A 35 ans, le chargé de mission à la Ditib (association turque qui porte le projet de la création d’un campus en sciences religieuses musulmanes) fait figure d’exception parmi les anciens candidats du Neuhof. « J’étais un candidat idéal, mais pas un faire-valoir. J’avais déjà un engagement politique », insiste-il. Encarté au PS depuis 1996, il a demandé personnellement à figurer sur la liste de Roland Ries en 2008. Il n’est toutefois pas dupe sur la raison de sa présence au conseil municipal. « Je sais que j’ai été choisi plus pour mon profil que pour mes idées », avoue-t-il. Des idées mortes-nées pour la plupart des candidats.

S'adapter à la réalité

Après l’excitation de l’engagement, les Neuhofois se sont rapidement confrontés à la réalité politique. « On savait déjà que la seule priorité dans le Neuhof, c’était la rénovation urbaine, pas les associations », constate Saban Kiper. Lenteur et complexité des démarches administratives, enjeux contradictoires, ont freiné, voire fait avorter, leurs projets. « Au sein de la majorité, on avait les pieds et les poings liés », confie Malika Souci. Elle décide alors de la quitter à mi-mandat. Une façon pour elle de n’avoir plus de comptes à rendre mais aussi de se libérer du carcan administratif. « Après, tout est devenu plus simple », constate-t-elle.
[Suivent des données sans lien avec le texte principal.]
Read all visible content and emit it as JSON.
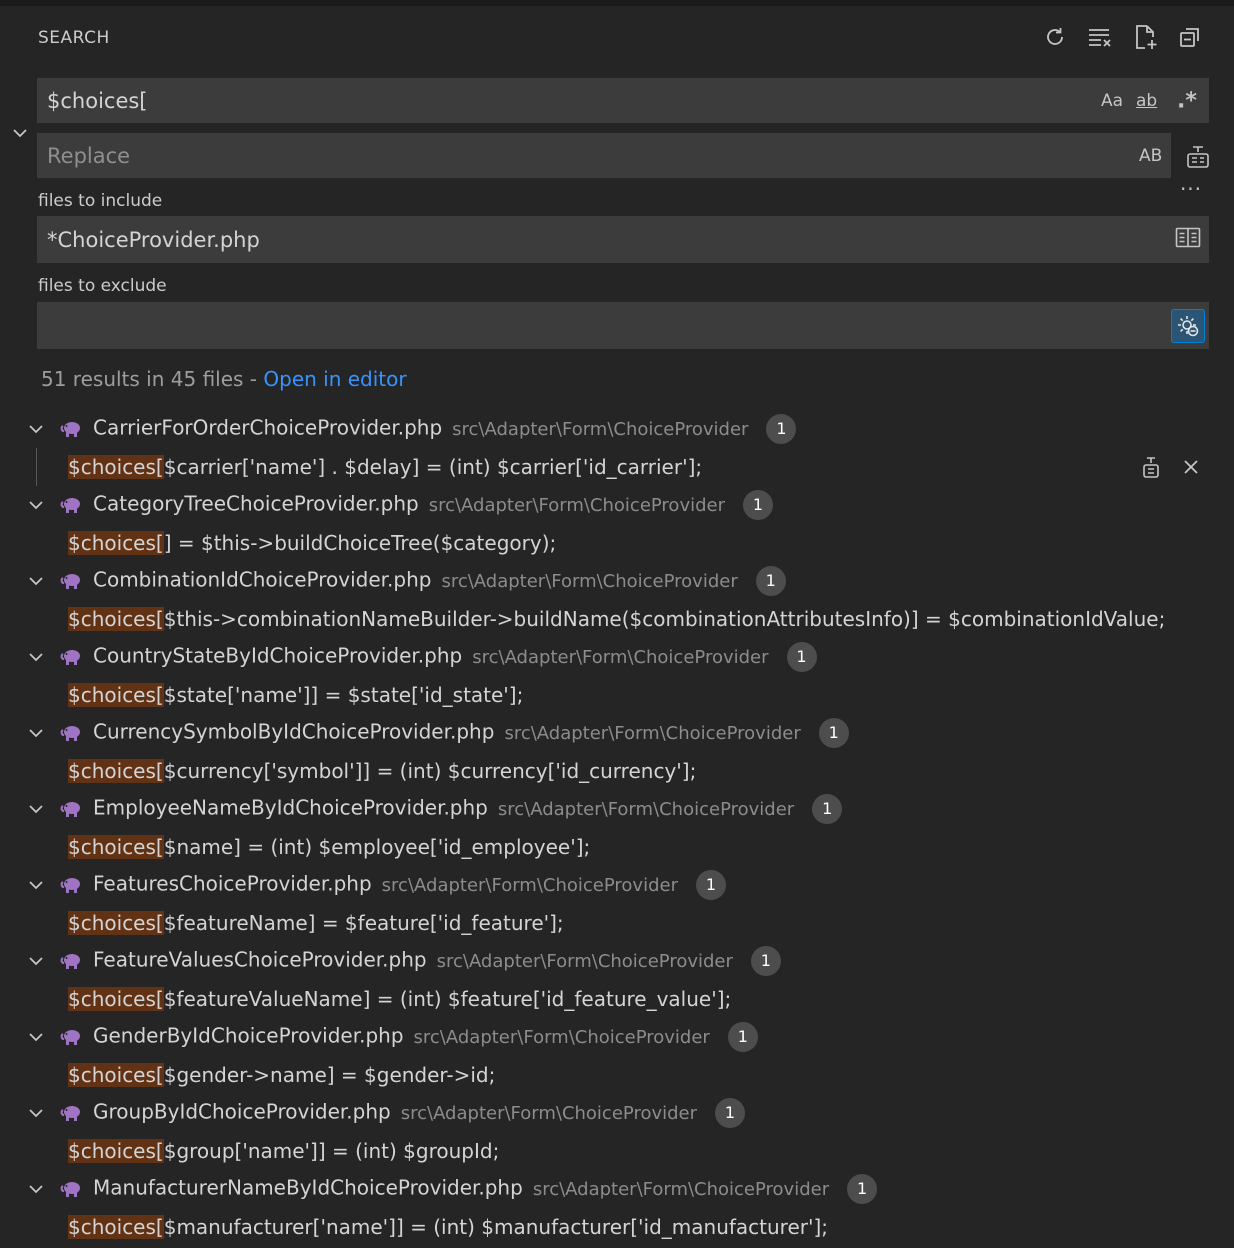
{
  "header": {
    "title": "SEARCH",
    "icons": [
      "refresh-icon",
      "clear-results-icon",
      "new-search-editor-icon",
      "collapse-all-icon"
    ]
  },
  "search": {
    "query": "$choices[",
    "match_case_label": "Aa",
    "whole_word_label": "ab",
    "regex_label": ".*"
  },
  "replace": {
    "placeholder": "Replace",
    "value": "",
    "preserve_case_label": "AB"
  },
  "include": {
    "label": "files to include",
    "value": "*ChoiceProvider.php"
  },
  "exclude": {
    "label": "files to exclude",
    "value": ""
  },
  "summary": {
    "text": "51 results in 45 files - ",
    "link": "Open in editor"
  },
  "results": [
    {
      "file": "CarrierForOrderChoiceProvider.php",
      "path": "src\\Adapter\\Form\\ChoiceProvider",
      "count": "1",
      "match": "$choices[",
      "rest": "$carrier['name'] . $delay] = (int) $carrier['id_carrier'];"
    },
    {
      "file": "CategoryTreeChoiceProvider.php",
      "path": "src\\Adapter\\Form\\ChoiceProvider",
      "count": "1",
      "match": "$choices[",
      "rest": "] = $this->buildChoiceTree($category);"
    },
    {
      "file": "CombinationIdChoiceProvider.php",
      "path": "src\\Adapter\\Form\\ChoiceProvider",
      "count": "1",
      "match": "$choices[",
      "rest": "$this->combinationNameBuilder->buildName($combinationAttributesInfo)] = $combinationIdValue;"
    },
    {
      "file": "CountryStateByIdChoiceProvider.php",
      "path": "src\\Adapter\\Form\\ChoiceProvider",
      "count": "1",
      "match": "$choices[",
      "rest": "$state['name']] = $state['id_state'];"
    },
    {
      "file": "CurrencySymbolByIdChoiceProvider.php",
      "path": "src\\Adapter\\Form\\ChoiceProvider",
      "count": "1",
      "match": "$choices[",
      "rest": "$currency['symbol']] = (int) $currency['id_currency'];"
    },
    {
      "file": "EmployeeNameByIdChoiceProvider.php",
      "path": "src\\Adapter\\Form\\ChoiceProvider",
      "count": "1",
      "match": "$choices[",
      "rest": "$name] = (int) $employee['id_employee'];"
    },
    {
      "file": "FeaturesChoiceProvider.php",
      "path": "src\\Adapter\\Form\\ChoiceProvider",
      "count": "1",
      "match": "$choices[",
      "rest": "$featureName] = $feature['id_feature'];"
    },
    {
      "file": "FeatureValuesChoiceProvider.php",
      "path": "src\\Adapter\\Form\\ChoiceProvider",
      "count": "1",
      "match": "$choices[",
      "rest": "$featureValueName] = (int) $feature['id_feature_value'];"
    },
    {
      "file": "GenderByIdChoiceProvider.php",
      "path": "src\\Adapter\\Form\\ChoiceProvider",
      "count": "1",
      "match": "$choices[",
      "rest": "$gender->name] = $gender->id;"
    },
    {
      "file": "GroupByIdChoiceProvider.php",
      "path": "src\\Adapter\\Form\\ChoiceProvider",
      "count": "1",
      "match": "$choices[",
      "rest": "$group['name']] = (int) $groupId;"
    },
    {
      "file": "ManufacturerNameByIdChoiceProvider.php",
      "path": "src\\Adapter\\Form\\ChoiceProvider",
      "count": "1",
      "match": "$choices[",
      "rest": "$manufacturer['name']] = (int) $manufacturer['id_manufacturer'];"
    }
  ],
  "colors": {
    "panel_bg": "#252526",
    "input_bg": "#3c3c3c",
    "link": "#3794ff",
    "match_highlight": "#613214",
    "badge_bg": "#4d4d4d"
  }
}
Aujourd’hui, elle n’est plus élue. Elle n’a pas souhaité se représenter aux dernières municipales, fatiguée par cette première expérience. Comme elle, les autres candidats n’occupent plus de mandat politique, actuellement. Saban Kiper a été destitué en 2013, à la suite de propos tenus sur les manifestations à Gezi, en Turquie. Son avenir au sein du PS semble compromis. Il est sous le coup d’une procédure disciplinaire depuis plus d’un an. « J’ai l’impression d’avoir été lâché par le parti », juge-t-il.

Néanmoins, en politique ou sous d’autres formes,  les quatre Neuhofois n’abandonnent pas pour autant leur engagement. À l’échelle du quartier comme Malika Souci. Elle raconte : « On pense tous à 2017, on fera quelque chose… » Mais quoi ? Difficile pour le moment d’en savoir plus. Sous d’autres formes et au-delà du Neuhof pour Saban Kiper. « Je continuerai avec ou sans le PS, pas forcément en tant qu’élu », explique-t-il. Pour lui, c’est la création du campus de théologie musulmane, à Hautepierre, qui prime.

Chacun à leur manière, ils incitent les jeunes à s’engager. Pour Karima Merah, un conseil : « Apprendre à se protéger et avoir les dents bien pointues pour faire grincer le plancher sans trop attirer l’attention. » Malika Souci est du même avis, pour elle « il faut garder une part de rêve », même si, à son image, « il faut savoir les adapter à la réalité ».